Nouveau gouvernement : voir à l’usage

Il aura donc fallu 15 jours après la nomination de Michel Barnier à Matignon elle-même intervenue près de deux mois après les législatives du 7 juillet dernier pour que la France ait (enfin!) un gouvernement.

Produit de négociations et compromis, il possède à ce jour une très faible légitimité politique et une très relative majorité à l’Assemblée.

Faible légitimité car il n’est pas le reflet du vote des Français aux législatives qui ont d’abord placé l’ensemble des partis politiques et cartels électoraux en position minoritaire. La macronie est devenue minoritaire, les électeurs signifiant à Emmanuel Macron leur rejet de sa personne et de sa politique du en même temps. Le Nouveau Front populaire dont les désaccords politiques sont nombreux et évidents au delà de l’alliance électorale de la gauche de gouvernement et de l’extrême gauche, est minoritaire. La droite républicaine est minoritaire et le Rassemblement national l’est tout autant.

La tri-polarisation, conséquence du « front républicain » du second tour, rend toute coalition fragile et peu légitime. Celle qui a permis la formation de ce gouvernement au premier rang, menacée de dissolution médiatique par les deux autres blocs, à peine les noms des nouveaux ministres connus.
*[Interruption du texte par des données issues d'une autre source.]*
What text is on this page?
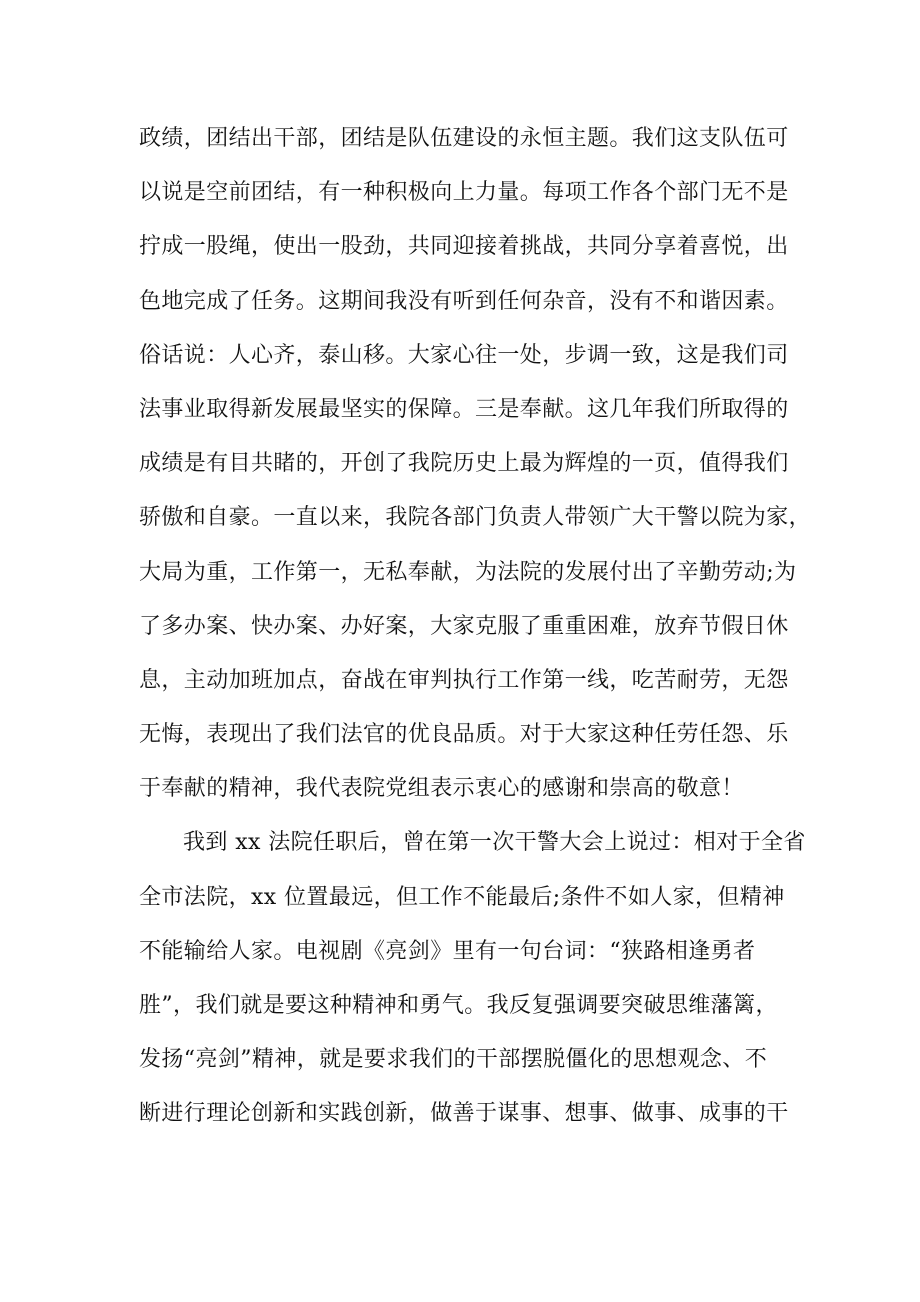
政绩，团结出干部，团结是队伍建设的永恒主题。我们这支队伍可
以说是空前团结，有一种积极向上力量。每项工作各个部门无不是
拧成一股绳，使出一股劲，共同迎接着挑战，共同分享着喜悦，出
色地完成了任务。这期间我没有听到任何杂音，没有不和谐因素。
俗话说：人心齐，泰山移。大家心往一处，步调一致，这是我们司
法事业取得新发展最坚实的保障。三是奉献。这几年我们所取得的
成绩是有目共睹的，开创了我院历史上最为辉煌的一页，值得我们
骄傲和自豪。一直以来，我院各部门负责人带领广大干警以院为家，
大局为重，工作第一，无私奉献，为法院的发展付出了辛勤劳动;为
了多办案、快办案、办好案，大家克服了重重困难，放弃节假日休
息，主动加班加点，奋战在审判执行工作第一线，吃苦耐劳，无怨
无悔，表现出了我们法官的优良品质。对于大家这种任劳任怨、乐
于奉献的精神，我代表院党组表示衷心的感谢和崇高的敬意！
我到 xx 法院任职后，曾在第一次干警大会上说过：相对于全省
全市法院，xx 位置最远，但工作不能最后;条件不如人家，但精神
不能输给人家。电视剧《亮剑》里有一句台词：“狭路相逢勇者
胜”，我们就是要这种精神和勇气。我反复强调要突破思维藩篱，
发扬“亮剑”精神，就是要求我们的干部摆脱僵化的思想观念、不
断进行理论创新和实践创新，做善于谋事、想事、做事、成事的干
Elle est peu légitime enfin car les Français ont voulu imposer à Emmanuel Macron une cohabitation et la présence d’une majorité de macronistes au sein du gouvernement, même si des postes majeurs leur échappe, rend cette logique de cohabitation illusoire.

Très relative majorité si l’on considère d’une part que l’extrême gauche et le RN se placent en toute circonstance dans une logique d’opposition totale au gouvernement et qu’à l’intérieur même de la coalition gouvernementale, en témoigne les déclarations de M. Attal ou des élus du Modem, le soutien des groupes macronistes n’est pas automatique. Avoir une majorité relative comme c’était le cas avant la dissolution conduisait déjà à des 49.3 en cascade. Il est à craindre que ce soit désormais la voie réglementaire et le 49.3 qui permettent au gouvernement de faire passer des textes au mépris des droits du Parlement et de la logique des institutions.

Quelle durabilité pour le gouvernement quand tous les commentateurs et les responsables des oppositions prédisent des motions de censure prochaines à commencer par la déclaration de politique générale pour ce qui est de LFI ou encore du budget pour plusieurs groupes de l’opposition? La censure du gouvernement n’est cependant pas une évidence si l’on se réfère aux motions passées pourtant nombreuses depuis 2022 et dont aucune n’a recueilli suffisamment de voix.

La réussite de ce gouvernement dans lequel nous comptons de bons amis comme Annie GENEVARD, Gil AVEROUS ou encore Patrick HETZEL, dépendra pour l’essentiel de la capacité des non-macronistes à s’imposer et des résultats tangibles sur la sécurité, le pouvoir d’achat, la réduction de la dette, la souveraineté agricole ou encore la détresse de nos outre-mer qui subissent de plein fouet la vie chère et le réchauffement climatique.

Les enjeux sont pourtant immenses et les menaces qui pèsent sur nos sociétés européennes avec la guerre en Ukraine, l’explosion de la violence au Proche Orient, l’enjeu migratoire au sein de l’Union européenne ou encore la menace climatique imposent des choix audacieux et la recherche de la confiance du plus grand nombre.

En l’état nous verrons à l’usage, en souhaitant que la France trouve les voies du redressement, du progrès et de la justice. Le gouvernement devra engager des réformes dans de nombreux domaines, notre soutien sera au cas par cas.